Anglos and Saxons Before England

*Anglos and Saxons Before England
By Maeve Maddox

A reader wonders about the terms Anglos and Saxons:

"I have often heard the term Anglo-Saxon, but never just Anglos or Saxons. However, I learned that these are two separate people groups from different areas (of what I guess is Northern Europe). If what I learned is accurate, from what countries are the Anglos, and from what countries are the Saxons? I appreciate any help. I’ve been trying to confirm this information since I was in college."

In the fifth century, when the Teutonic invasions of Britain began, the map of Europe did not conform to the way the countries are arranged there today.

Picture northern Europe, starting at Denmark on the Jutland Peninsula and descending along the coast opposite England, down to Belgium. In the fifth century, these lands were inhabited by tribes known as Jutes, Angles, Saxons, Frisians, and Franks. All were Germanic in ethnicity and language. A mix of these tribes migrated to England in the fifth and sixth centuries C.E.

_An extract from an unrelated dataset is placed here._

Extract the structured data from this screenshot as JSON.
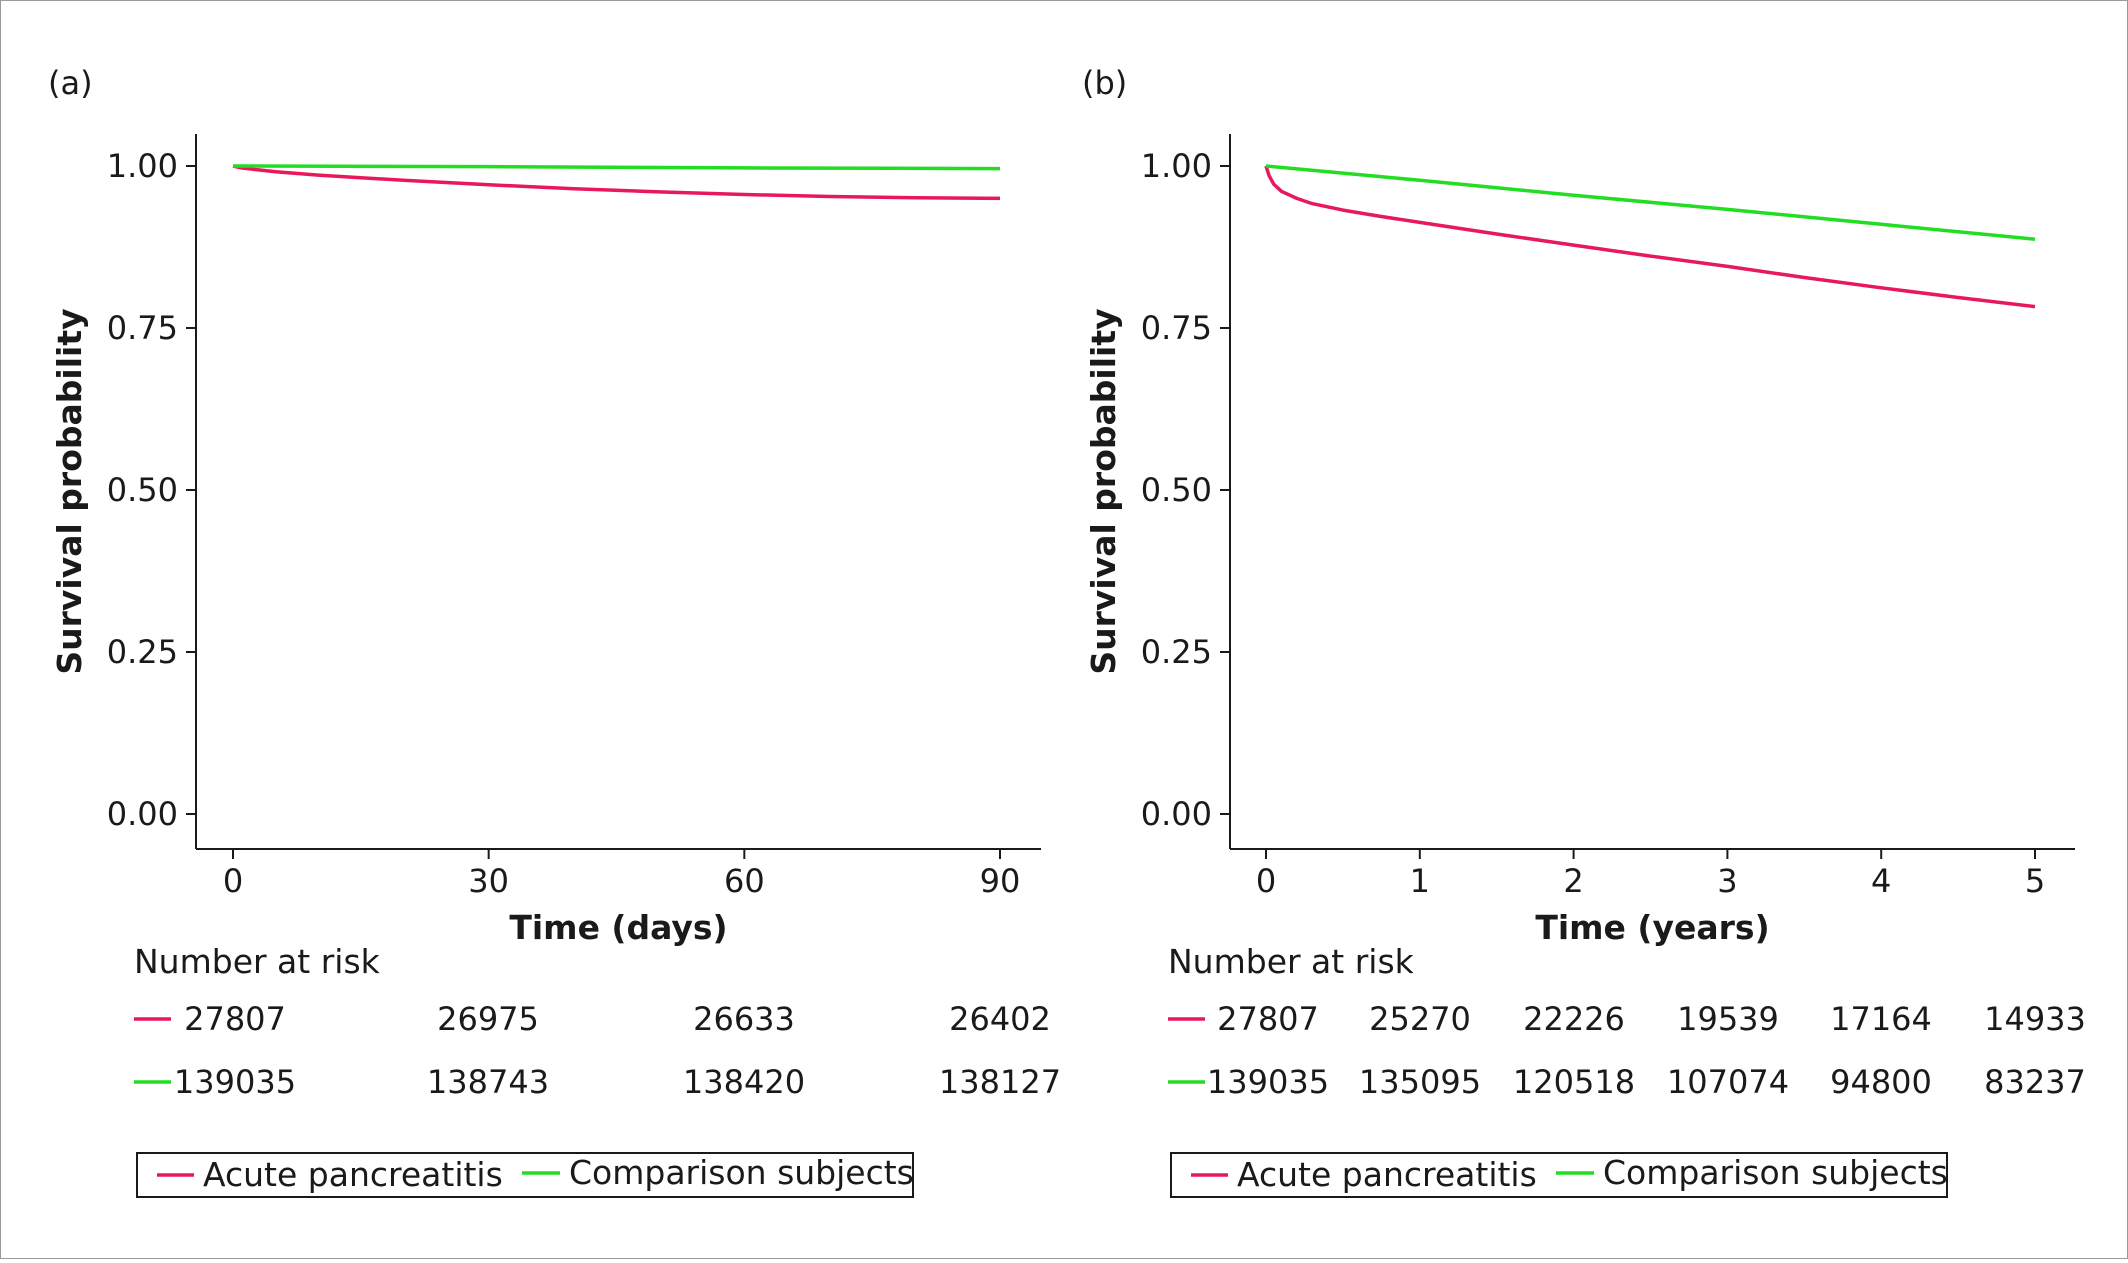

The earliest historical reference to these invasions occurs in the Ecclesiastical History of the English People (731 C.E.) of the Venerable Bede. He refers only to the Angles, the Saxons, and the Jutes by name.

The Celtic people who already lived in Britain called all the Germanic invaders “Saxons.” Latin writers came to refer to all the invaders as Angli and the country as Anglia. The Latin title of Bede’s history is Historia Ecclesiastica Gentis Anglorum.

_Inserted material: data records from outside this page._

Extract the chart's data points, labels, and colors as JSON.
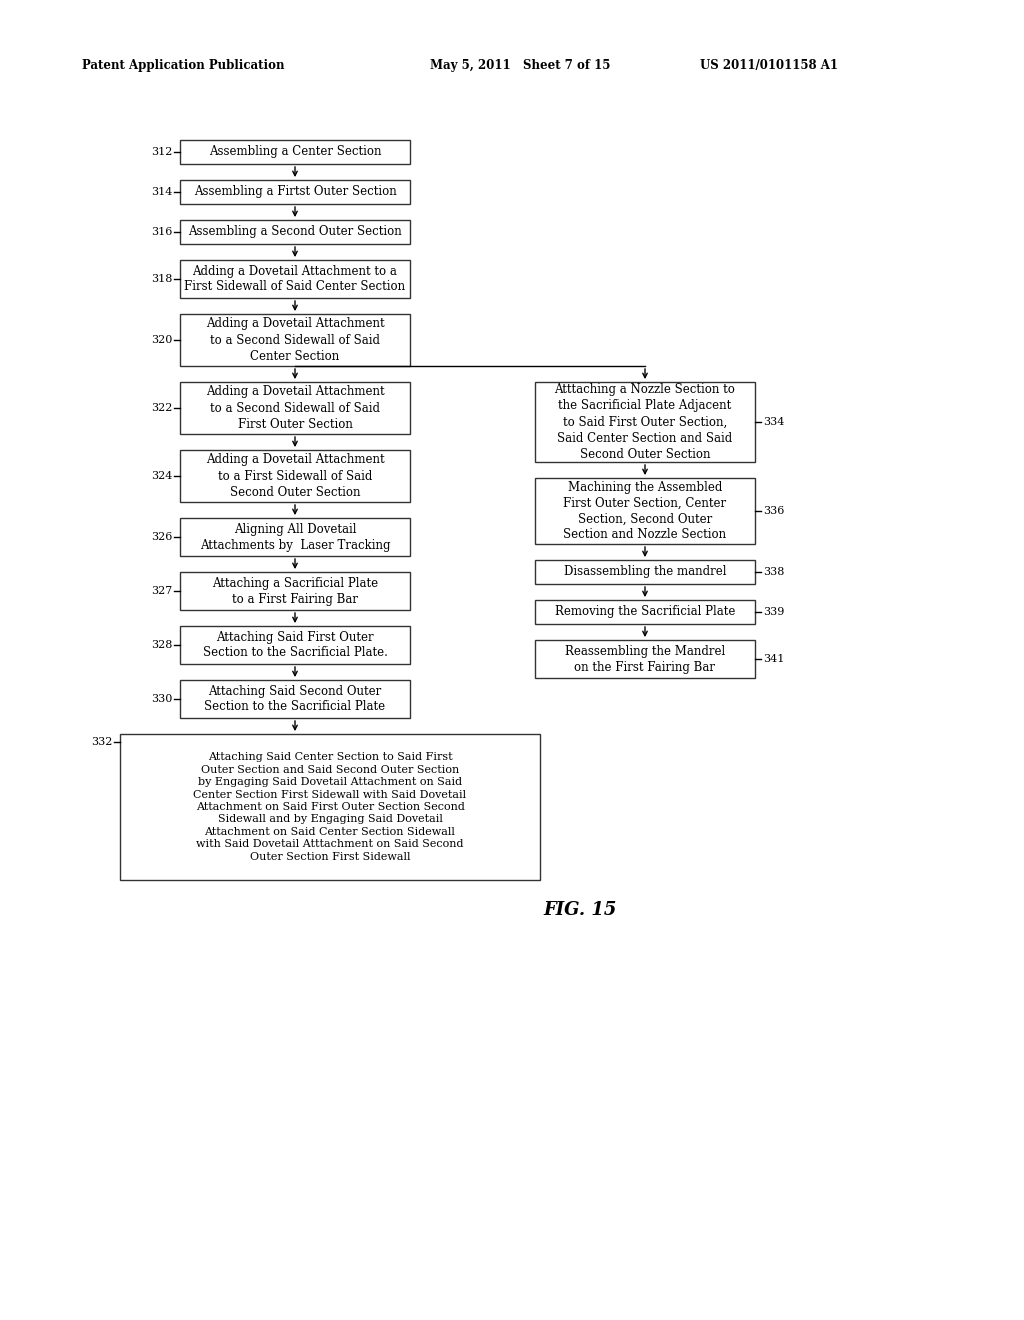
{
  "bg_color": "#ffffff",
  "header_left": "Patent Application Publication",
  "header_mid": "May 5, 2011   Sheet 7 of 15",
  "header_right": "US 2011/0101158 A1",
  "fig_label": "FIG. 15",
  "left_boxes": [
    {
      "id": "312",
      "label": "Assembling a Center Section",
      "nlines": 1
    },
    {
      "id": "314",
      "label": "Assembling a Firtst Outer Section",
      "nlines": 1
    },
    {
      "id": "316",
      "label": "Assembling a Second Outer Section",
      "nlines": 1
    },
    {
      "id": "318",
      "label": "Adding a Dovetail Attachment to a\nFirst Sidewall of Said Center Section",
      "nlines": 2
    },
    {
      "id": "320",
      "label": "Adding a Dovetail Attachment\nto a Second Sidewall of Said\nCenter Section",
      "nlines": 3
    },
    {
      "id": "322",
      "label": "Adding a Dovetail Attachment\nto a Second Sidewall of Said\nFirst Outer Section",
      "nlines": 3
    },
    {
      "id": "324",
      "label": "Adding a Dovetail Attachment\nto a First Sidewall of Said\nSecond Outer Section",
      "nlines": 3
    },
    {
      "id": "326",
      "label": "Aligning All Dovetail\nAttachments by  Laser Tracking",
      "nlines": 2
    },
    {
      "id": "327",
      "label": "Attaching a Sacrificial Plate\nto a First Fairing Bar",
      "nlines": 2
    },
    {
      "id": "328",
      "label": "Attaching Said First Outer\nSection to the Sacrificial Plate.",
      "nlines": 2
    },
    {
      "id": "330",
      "label": "Attaching Said Second Outer\nSection to the Sacrificial Plate",
      "nlines": 2
    }
  ],
  "right_boxes": [
    {
      "id": "334",
      "label": "Atttaching a Nozzle Section to\nthe Sacrificial Plate Adjacent\nto Said First Outer Section,\nSaid Center Section and Said\nSecond Outer Section",
      "nlines": 5
    },
    {
      "id": "336",
      "label": "Machining the Assembled\nFirst Outer Section, Center\nSection, Second Outer\nSection and Nozzle Section",
      "nlines": 4
    },
    {
      "id": "338",
      "label": "Disassembling the mandrel",
      "nlines": 1
    },
    {
      "id": "339",
      "label": "Removing the Sacrificial Plate",
      "nlines": 1
    },
    {
      "id": "341",
      "label": "Reassembling the Mandrel\non the First Fairing Bar",
      "nlines": 2
    }
  ],
  "bottom_box": {
    "id": "332",
    "label": "Attaching Said Center Section to Said First\nOuter Section and Said Second Outer Section\nby Engaging Said Dovetail Attachment on Said\nCenter Section First Sidewall with Said Dovetail\nAttachment on Said First Outer Section Second\nSidewall and by Engaging Said Dovetail\nAttachment on Said Center Section Sidewall\nwith Said Dovetail Atttachment on Said Second\nOuter Section First Sidewall",
    "nlines": 9
  }
}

When the time came for the invaders to write in the vernacular, they all called the language they spoke Englisc (English). The name derives from the name for the Angles (Engle) but was used for all the dialects the invaders spoke.

If you want to associate modern terms with these peoples, the Saxons, Franks, and Frisians were “German-Dutch.” The Angles were “southern Danish,” and the Jutes were “northern Danish.”